Some slight difference should be noticed here:

• One benefit of calling coord_serialaxes rather than geom_serialaxes_... is that coord_serialaxes can accommodate duplicated axes in mapping aesthetics (e.g. Eulerian path, Hamiltonian path, etc). However, in geom_serialaxes_..., duplicated axes will be omitted.

• Meaningful axes labels in coord_serialaxes can be created automatically, while in geom_serialaxes_..., users have to set axes labels by ggplot2::scale_x_continuous or ggplot2::scale_y_continuous manually.

• As we turn the serial axes into interactive graphics (via package loon.ggplot), serial axes lines in coord_serialaxes() could be turned as interactive but in geom_serialaxes_... all objects are static.

# The serial axes is Sepal.Length, Sepal.Width, Sepal.Length
# With meaningful labels
ggplot(iris,
mapping = aes(Sepal.Length = Sepal.Length,
Sepal.Width = Sepal.Width,
Sepal.Length = Sepal.Length)) +
geom_path() +
coord_serialaxes()

# The serial axes is Sepal.Length, Sepal.Length
# No meaningful labels
ggplot(iris,
mapping = aes(Sepal.Length = Sepal.Length,
Sepal.Width = Sepal.Width,
Sepal.Length = Sepal.Length)) +
geom_serialaxes()

Also, if the dimension of data is large, typing each variate in mapping aesthetics is such a headache. Parameter axes.sequence is provided to determine the axes. For example, a serialaxes object can be created as

ggplot(iris) +
geom_path() +
coord_serialaxes(axes.sequence = colnames(iris)[-5])

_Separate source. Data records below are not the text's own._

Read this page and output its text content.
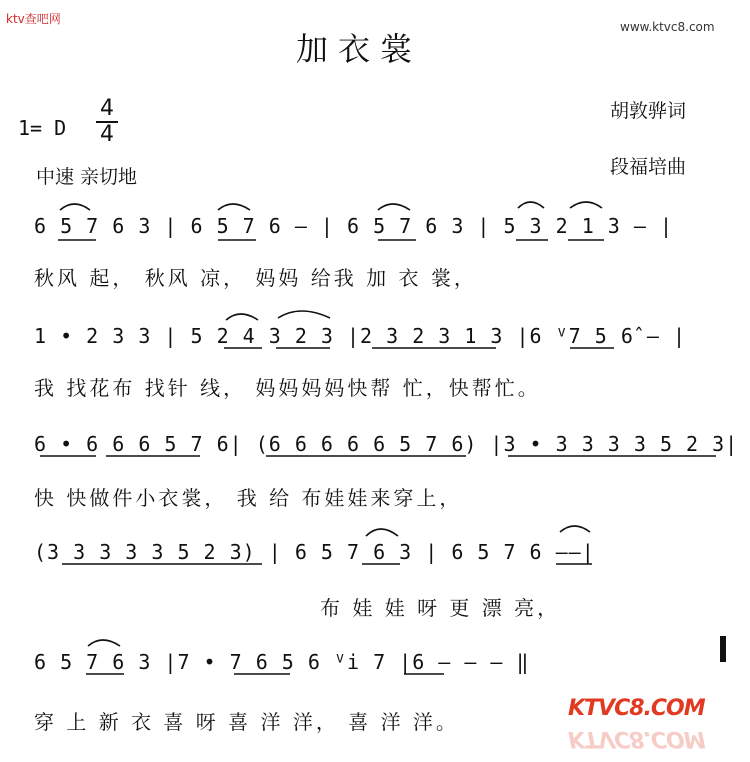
ktv查吧网
www.ktvc8.com
加衣裳
1= D
4
4
胡敦骅词
段福培曲
中速 亲切地
6 5 7 6 3 | 6 5 7 6 — | 6 5 7 6 3 | 5 3 2 1 3 — |
秋风 起， 秋风 凉， 妈妈 给我 加 衣 裳，
1 • 2 3 3 | 5 2 4 3 2 3 |2 3 2 3 1 3 |6 ⱽ7 5 6̂ — |
我 找花布 找针 线， 妈妈妈妈快帮 忙，快帮忙。
6 • 6 6 6 5 7 6| (6 6 6 6 6 5 7 6) |3 • 3 3 3 3 5 2 3|
快 快做件小衣裳， 我 给 布娃娃来穿上，
(3 3 3 3 3 5 2 3) | 6 5 7 6 3 | 6 5 7 6 ——|
布 娃 娃 呀 更 漂 亮，
6 5 7 6 3 |7 • 7 6 5 6 ⱽi 7 |6 — — — ‖
穿 上 新 衣 喜 呀 喜 洋 洋， 喜 洋 洋。
KTVC8.COM
KTVC8.COM
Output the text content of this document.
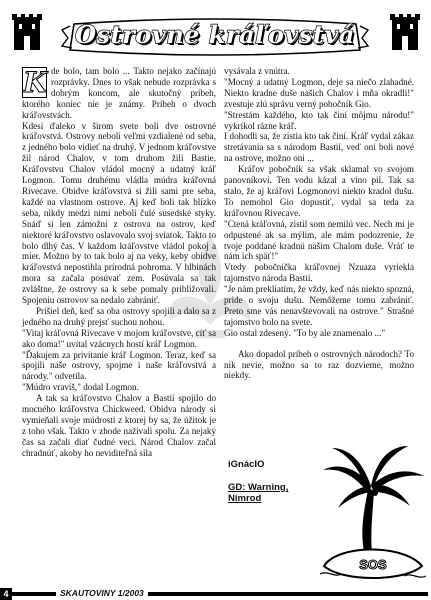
Ostrovné kráľovstvá
K de bolo, tam bolo ... Takto nejako začínajú rozprávky. Dnes to však nebude rozprávka s dobrým koncom, ale skutočný príbeh, ktorého koniec nie je známy. Príbeh o dvoch kráľovstvách.

Kdesi ďaleko v širom svete boli dve ostrovné kráľovstvá. Ostrovy neboli veľmi vzdialené od seba, z jedného bolo vidieť na druhý. V jednom kráľovstve žil národ Chalov, v tom druhom žili Bastie. Kráľovstvu Chalov vládol mocný a udatný kráľ Logmon. Tomu druhému vládla múdra kráľovná Rivecave. Obidve kráľovstvá si žili sami pre seba, každé na vlastnom ostrove. Aj keď boli tak blízko seba, nikdy medzi nimi neboli čulé susedské styky. Snáď si len zámožní z ostrova na ostrov, keď niektoré kráľovstvo oslavovalo svoj sviatok. Takto to bolo dlhý čas. V každom kráľovstve vládol pokoj a mier. Možno by to tak bolo aj na veky, keby obidve kráľovstvá nepostihla prírodná pohroma. V hlbinách mora sa začala posúvať zem. Posúvala sa tak zvláštne, že ostrovy sa k sebe pomaly približovali. Spojeniu ostrovov sa nedalo zabrániť.

Prišiel deň, keď sa oba ostrovy spojili a dalo sa z jedného na druhý prejsť suchou nohou.

"Vitaj kráľovná Rivecave v mojom kráľovstve, cíť sa ako doma!" uvítal vzácnych hostí kráľ Logmon.

"Ďakujem za privítanie kráľ Logmon. Teraz, keď sa spojili naše ostrovy, spojme i naše kráľovstvá a národy." odvetila.

"Múdro vravíš," dodal Logmon.

A tak sa kráľovstvo Chalov a Bastií spojilo do mocného kráľovstva Chickweed. Obidva národy si vymieňali svoje múdrosti z ktorej by sa, že úžitok je z toho však. Takto v zhode nažívali spolu. Za nejaký čas sa začali diať čudné veci. Národ Chalov začal chradnúť, akoby ho neviditeľná sila

vysávala z vnútra.

"Mocný a udatný Logmon, deje sa niečo zlahadné. Niekto kradne duše našich Chalov i mňa okradli!" zvestuje zlú správu verný pobočník Gio.

"Strestám každého, kto tak činí môjmu národu!" vykríkol rázne kráľ.

I dohodli sa, že zistia kto tak činí. Kráľ vydal zákaz stretávania sa s národom Bastií, veď oni boli nové na ostrove, možno oni ...

Kráľov pobočník sa však sklamal vo svojom panovníkovi. Ten vodu kázal a víno pil. Tak sa stalo, že aj kráľovi Logmonovi niekto kradol dušu. To nemohol Gio dopustiť, vydal sa teda za kráľovnou Rivecave.

"Ctená kráľovná, zistil som nemilú vec. Nech mi je odpustené ak sa mýlim, ale mám podozrenie, že tvoje poddané kradnú našim Chalom duše. Vráť te nám ich späť!"

Vtedy pobočníčka kráľovnej Nzuaza vyriekla tajomstvo národa Bastií.

"Je nám prekliatím, že vždy, keď nás niekto spozná, pride o svoju dušu. Nemôžeme tomu zabrániť. Preto sme vás nenavštevovali na ostrove." Strašné tajomstvo bolo na svete.

Gio ostal zdesený. "To by ale znamenalo ..."

Ako dopadol príbeh o ostrovných národoch? To nik nevie, možno sa to raz dozvieme, možno niekdy.

iGnácIO
GD: Warning,
Nimrod
SOS
4	SKAUTOVINY 1/2003
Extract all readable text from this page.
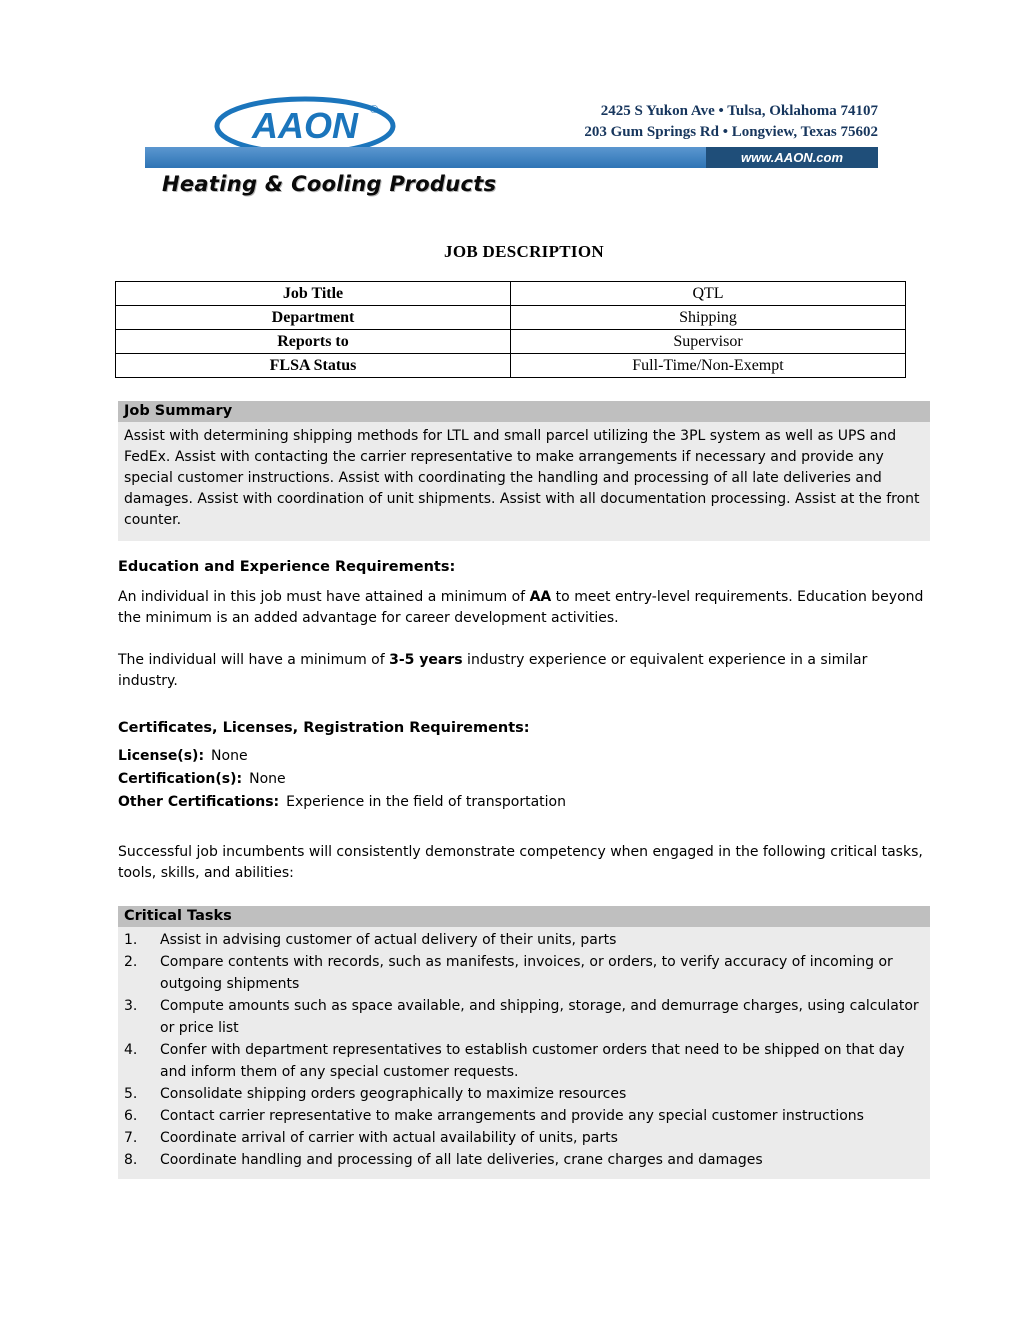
AAON ®	2425 S Yukon Ave • Tulsa, Oklahoma 74107
203 Gum Springs Rd • Longview, Texas 75602
www.AAON.com
Heating & Cooling Products
JOB DESCRIPTION
Job Title	QTL
Department	Shipping
Reports to	Supervisor
FLSA Status	Full-Time/Non-Exempt
Job Summary
Assist with determining shipping methods for LTL and small parcel utilizing the 3PL system as well as UPS and FedEx. Assist with contacting the carrier representative to make arrangements if necessary and provide any special customer instructions. Assist with coordinating the handling and processing of all late deliveries and damages. Assist with coordination of unit shipments. Assist with all documentation processing. Assist at the front counter.
Education and Experience Requirements:

An individual in this job must have attained a minimum of AA to meet entry-level requirements. Education beyond the minimum is an added advantage for career development activities.

The individual will have a minimum of 3-5 years industry experience or equivalent experience in a similar industry.

Certificates, Licenses, Registration Requirements:
License(s): None
Certification(s): None
Other Certifications: Experience in the field of transportation

Successful job incumbents will consistently demonstrate competency when engaged in the following critical tasks, tools, skills, and abilities:

Critical Tasks
Assist in advising customer of actual delivery of their units, parts
Compare contents with records, such as manifests, invoices, or orders, to verify accuracy of incoming or outgoing shipments
Compute amounts such as space available, and shipping, storage, and demurrage charges, using calculator or price list
Confer with department representatives to establish customer orders that need to be shipped on that day and inform them of any special customer requests.
Consolidate shipping orders geographically to maximize resources
Contact carrier representative to make arrangements and provide any special customer instructions
Coordinate arrival of carrier with actual availability of units, parts
Coordinate handling and processing of all late deliveries, crane charges and damages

At very end, please report bugs here. Enjoy the high dimensional visualization! “Don’t panic… Just do it in ‘serial’” .

## Reference

Andrews, David F. 1972. “Plots of High-Dimensional Data.” Biometrics, 125–0136.
Gnanadesikan, Ram. 2011. “Methods for Statistical Data Analysis of Multivariate Observations.” In, 321:207–0218. John Wiley & Sons.
Inselberg, A., and B. Dimsdale. 1990. “Parallel Coordinates: A Tool for Visualizing Multi-Dimensional Geometry.” In Proceedings of the First IEEE Conference on Visualization: Visualization ‘90, 361–0378.
Inselberg, Alfred. 1999. “Don’t Panic... Just Do It in Parallel!” Computational Statistics 14 (1): 53–077.